# Primephonic and Idagio



## Stockmann

What's your opinion on Primephonic vs Idagio? I only listen to classical music and have about 1,000 albums. They are mainly of older performances by Horenstein, Barbirolli, Furtwangler, etc. I have YouTube Music Premium but want a music service with better meta tags. Thanks!


----------



## Allegro Con Brio

As one of the only members here who does not own a single CD and who listens exclusively from streaming, I can help you out a bit. I have extensively tried both these streaming services and am currently subscribed to Primephonic. I have very similar tastes in performers as you and maybe these little comparison will help you out as both services have major pros and cons.

*Sound quality*
Both offer standard MP3 for their basic packages and charge something close to $14.99 per month for lossless (which I spring for). Both of them offer *gapless playback* (a non-compromising must for me) on mobile, but Idagio does not do so on their desktop app.

*Selection*
Idagio, in my experience, has the wider library. They have a lot of older performances that you might be interested in which Primephonic does not. However, Primephonic also has some very good recordings from all eras that Idagio does not. I would recommend trying the free trial on both (for the Primephonic free trial they don't even need your credit card info), searching for some specific recordings you're interested in, and seeing which service best provides what you're looking for.

*Search function*
Both services have a dreamy search function if you're used to searching for popular music on other services. Type any shorthand abbreviation for any work and you're likely to find what you're looking for. However, it's a bit tougher to search for the exact recording you want on Primephonic than it is on Idagio, in my experience.

*Interface/Arrangement*
If your eyes are strained with a purely black and white interface, go for Primephonic. But in general I think Idagio's interface is more sleek and handsome. Both services are not ideal for arrangement of your personal album/recording library. On Idagio there is no option at all to arrange your albums alphabetically; it saves in an infernal random order without even a search function to find what you're looking for. Luckily the main search function is so good that you don't really need to save albums. On Primephonic you are given the option to save alphabetically, but have to manually change it every time you open the folder.

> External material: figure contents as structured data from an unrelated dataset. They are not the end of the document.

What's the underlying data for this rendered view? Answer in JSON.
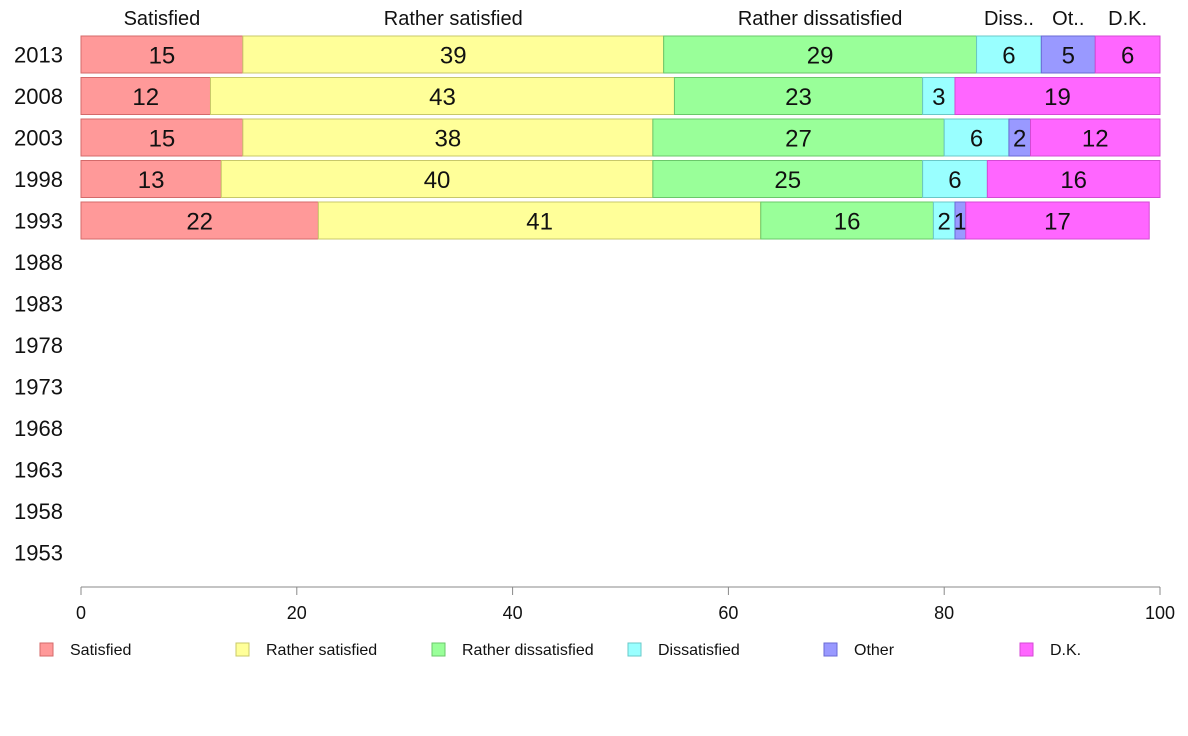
{
  "chart_data": {
    "type": "bar",
    "orientation": "horizontal-stacked-percent",
    "title": "",
    "xlabel": "",
    "ylabel": "",
    "xlim": [
      0,
      100
    ],
    "x_ticks": [
      "0",
      "20",
      "40",
      "60",
      "80",
      "100"
    ],
    "categories": [
      "2013",
      "2008",
      "2003",
      "1998",
      "1993",
      "1988",
      "1983",
      "1978",
      "1973",
      "1968",
      "1963",
      "1958",
      "1953"
    ],
    "column_headers": [
      "Satisfied",
      "Rather satisfied",
      "Rather dissatisfied",
      "Diss..",
      "Ot..",
      "D.K."
    ],
    "legend_position": "bottom",
    "grid": false,
    "series": [
      {
        "name": "Satisfied",
        "color": "#ff9999",
        "stroke": "#d46a6a",
        "values": [
          15,
          12,
          15,
          13,
          22,
          null,
          null,
          null,
          null,
          null,
          null,
          null,
          null
        ]
      },
      {
        "name": "Rather satisfied",
        "color": "#ffff99",
        "stroke": "#c8c86a",
        "values": [
          39,
          43,
          38,
          40,
          41,
          null,
          null,
          null,
          null,
          null,
          null,
          null,
          null
        ]
      },
      {
        "name": "Rather dissatisfied",
        "color": "#99ff99",
        "stroke": "#6ac86a",
        "values": [
          29,
          23,
          27,
          25,
          16,
          null,
          null,
          null,
          null,
          null,
          null,
          null,
          null
        ]
      },
      {
        "name": "Dissatisfied",
        "color": "#99ffff",
        "stroke": "#6ac8c8",
        "values": [
          6,
          3,
          6,
          6,
          2,
          null,
          null,
          null,
          null,
          null,
          null,
          null,
          null
        ]
      },
      {
        "name": "Other",
        "color": "#9999ff",
        "stroke": "#6a6ad4",
        "values": [
          5,
          0,
          2,
          0,
          1,
          null,
          null,
          null,
          null,
          null,
          null,
          null,
          null
        ]
      },
      {
        "name": "D.K.",
        "color": "#ff66ff",
        "stroke": "#d44ad4",
        "values": [
          6,
          19,
          12,
          16,
          17,
          null,
          null,
          null,
          null,
          null,
          null,
          null,
          null
        ]
      }
    ]
  }
}
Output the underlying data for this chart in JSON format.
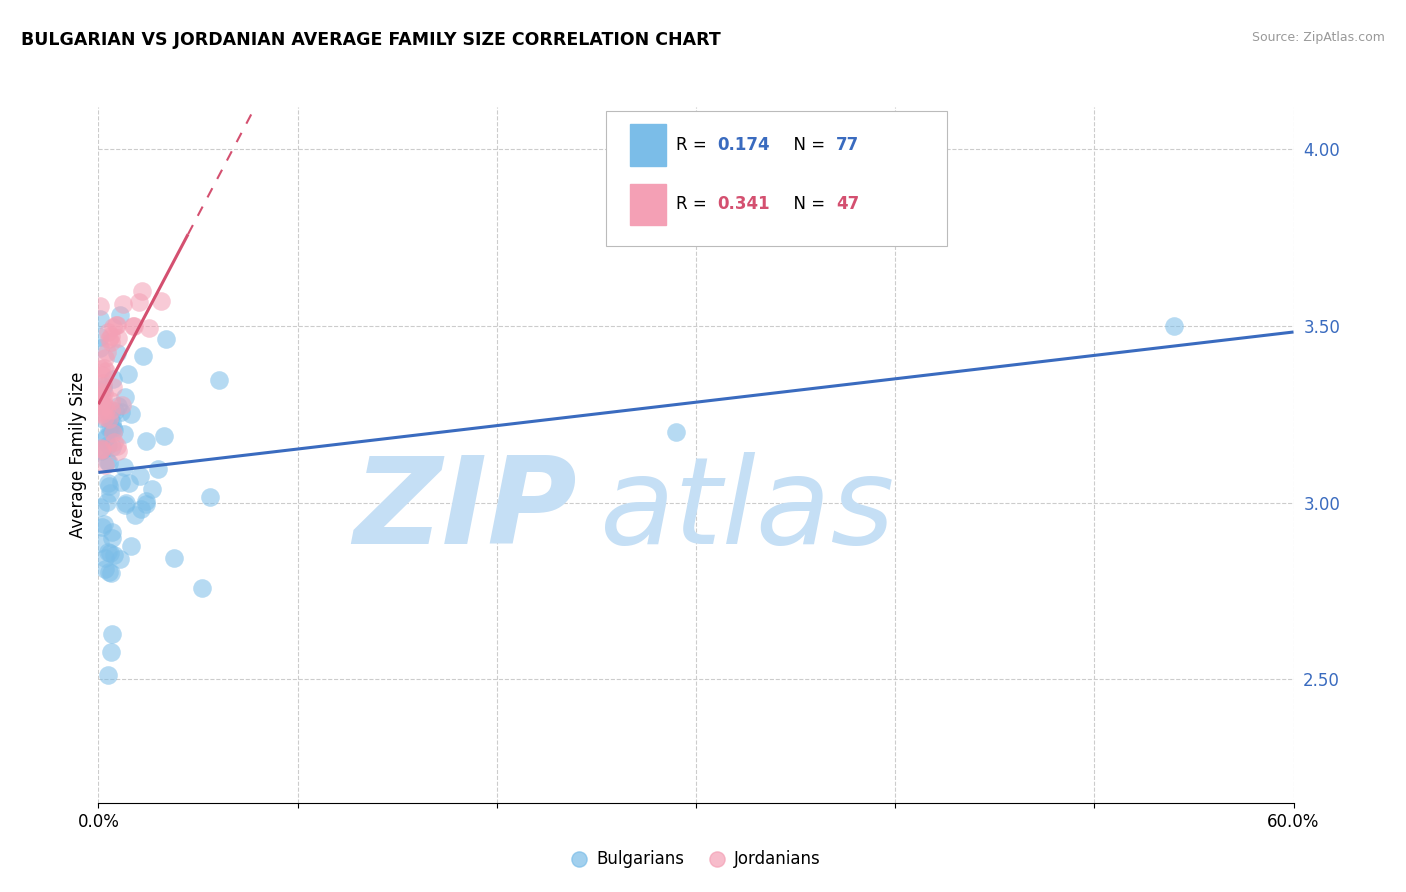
{
  "title": "BULGARIAN VS JORDANIAN AVERAGE FAMILY SIZE CORRELATION CHART",
  "source": "Source: ZipAtlas.com",
  "ylabel": "Average Family Size",
  "xmin": 0.0,
  "xmax": 0.6,
  "ymin": 2.15,
  "ymax": 4.12,
  "yticks": [
    2.5,
    3.0,
    3.5,
    4.0
  ],
  "bulgarian_color": "#7bbde8",
  "jordanian_color": "#f4a0b5",
  "bulgarian_line_color": "#3a6bbf",
  "jordanian_line_color": "#d45070",
  "legend_bg": "#ffffff",
  "legend_border": "#cccccc",
  "bulgarian_R": 0.174,
  "bulgarian_N": 77,
  "jordanian_R": 0.341,
  "jordanian_N": 47,
  "watermark_zip": "ZIP",
  "watermark_atlas": "atlas",
  "watermark_color": "#c5dff5",
  "title_fontsize": 12.5,
  "bg_color": "#ffffff",
  "grid_color": "#cccccc",
  "ytick_color": "#3a6bbf",
  "source_color": "#999999"
}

*General downfalls of both and nice individual perks*
The main downfall for both is that they heavily push newer recordings and performers to such an extent that the vintage recordings get buried. They're easy to find if you know what to search for, though. Primephonic does some interesting exclusive podcasts and performer interviews that can be intriguing. Both offer "classical radio" which I find is pretty much non-applicable to "serious" classical listeners. I do kind of like the "mood" function on Idagio, though, which lets you spin a wheel and gives you a piece that matches a certain emotion.

So it looks like I've given more positives to Idagio. Why do I use Primephonic? Because I only do my "serious" listening on desktop (my audiophile headphones will only work on my computer) and Idagio's desktop app is non-negotiably bad - terribly slow, clunky, and without gapless playback. If they updated that and maybe fixed their alphabetization function, I would switch back to them. But Primephonic meets my needs about as ideally as could be for right now.

*General recommendation if you're on mobile - Idagio*.


----------



## Stockmann

Thanks so much for your detailed reply, Allegro Con Brio. That was very helpful. I am using the free version for Idagio and am about to sign up for the two weeks free trial of Primephonic. But, it would take me longer than that to have an accurate accessment of the selection between these two services. So, I especially appreciate your perspective on this aspect of these services. I have read that Primephonic claims to have around four million tracks whereas Idagio claims to have two million tracks. But, I know that so many classical recordings have multiple releases and remastering, etc. Yes, gapless playing is a must for classical music recordings.


----------